でもやっぱり楽器のパートが違うと、なかなか話すことがなく、調査が進まない。
悩んでいたある日、顧問の先生が突然、
「コンクールメンバーのみでの合宿を行う。」
と、言い出した。
これはいい機会。
上月詠唱と話す機会ができるかもしれない。
そして、上月詠唱の今の好きな人の名前を聞き出し、父親の名前・・・「來栖」と一致すれば、もっと調査が効率よく進む。
でも運悪く、強豪校の勇舞や蘭舞と合宿日がかぶってしまい、式舞の女神である上月詠唱はどの学校の生徒や先生にも大人気で、いつも人に囲まれているため、なかなか二人きりになれないし、誘えない。
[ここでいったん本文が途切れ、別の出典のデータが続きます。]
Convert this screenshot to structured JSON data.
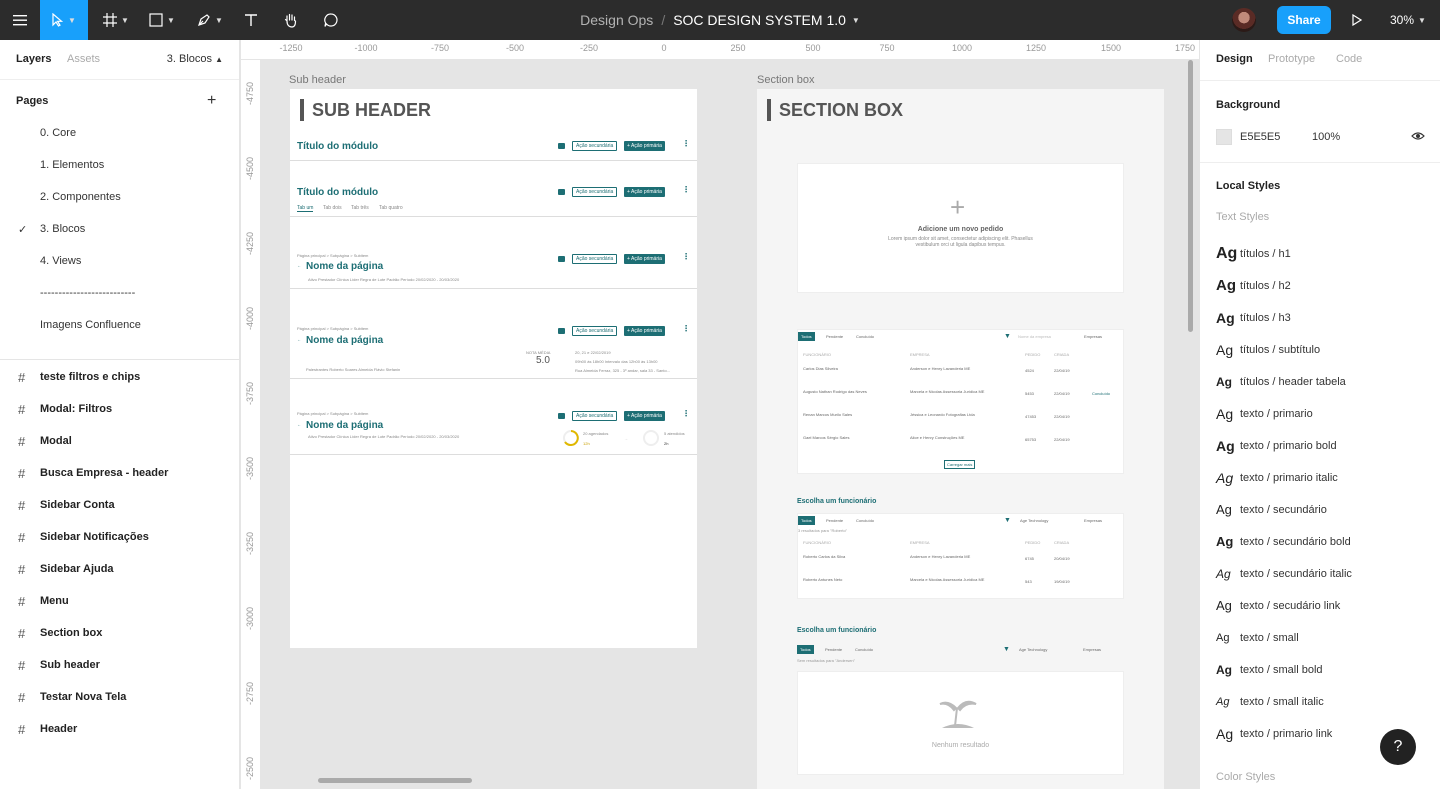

その上、上月詠唱は大変体が弱く、すぐ部屋に引きこもってしまう。
体調が悪い時に呼び出すのは可愛そうだし、突然俺が「二人で話したい」なんて言って部屋を訪れて、同じ部屋の女子たちに変な勘違いされても困る。
めっちゃ困る。
でも、こんなにヘタレすぎると全く調査が進まない・・・!
そして、勇気を出して、部屋を訪れることにした。
上月詠唱のいる部屋を確認し、その部屋のドアの前に立つ。
ついさっき、蘭舞と勇舞のトランペッター同士のバトルがあったらしく、女子がその話題で盛り上がってる声が聞こえる。
完全消灯時間まであと十五分。
てか、一人で女子の部屋の前って、俺ばかじゃねぇの。
ばかだよな。
うん、すげぇばか。
やっば、すっごい緊張する。
どきどきいうし、手汗やばいし、歯がガチガチなるし。
意を決して部屋をノックする。
出てきたのは打楽器の藤ヶ崎。
「來栖くん。どうしたの?」
同じ部屋の他の女子もこっちへ来る。
「上月さんいいかな?」
「えぇー、あんたも詠唱目当て!!?」
トランペットの安藤 木実(あんどう このみ)が口を尖らせる。
「え、夜?どうしたの?來栖くん?」
奥から目当ての上月詠唱が現れる。
「もー、これで何人目ー?ここに来る人ってみんな詠唱目当てなの!ほんと、美少女は羨ましいわー。」
「えぇ、そんな事ないよ。」
否定してるが、確かに上月詠唱は美少女だ。
背中が隠れるほどの長く、白く、まるで透明のようなクリアな、ウェーブのかかっている髪に、白く、細く、長く、美しく伸びる手足。
ちょっとタレ目がちな大きな瞳に困ったように首をかしげる仕草。
僕もこの人の息子じゃなかったら本気で惚れてたと思う。
ちなみに今昏睡状態の母もあの年にしては若々しく見えるし、自慢の母である。
本当、僕にもその血が流れているなんて考え難い。
「美男美女が揃ってるとこ悪いけど、女子の部屋を尋ねるほどの変態さんは受け付けてないんで。」
「え、ちょ、まって、安藤さんっ」
「問答無用っ、詠唱はちょっと調子悪いから今から寝るとこだったの。狼は早く部屋へおかえり。」
「お、狼っ!?」
人の事を狼呼ばわりだとは・・・こいつら・・・。
僕の生きる時代ではただのババァのくせに・・・ゴホンゴホン。
「じゃ、じゃあね、おやすみ、來栖くんっ。」
「お、おう。」
最後、上月詠唱に話しかけられ、どきっとしたあと、バタンと扉が閉められた。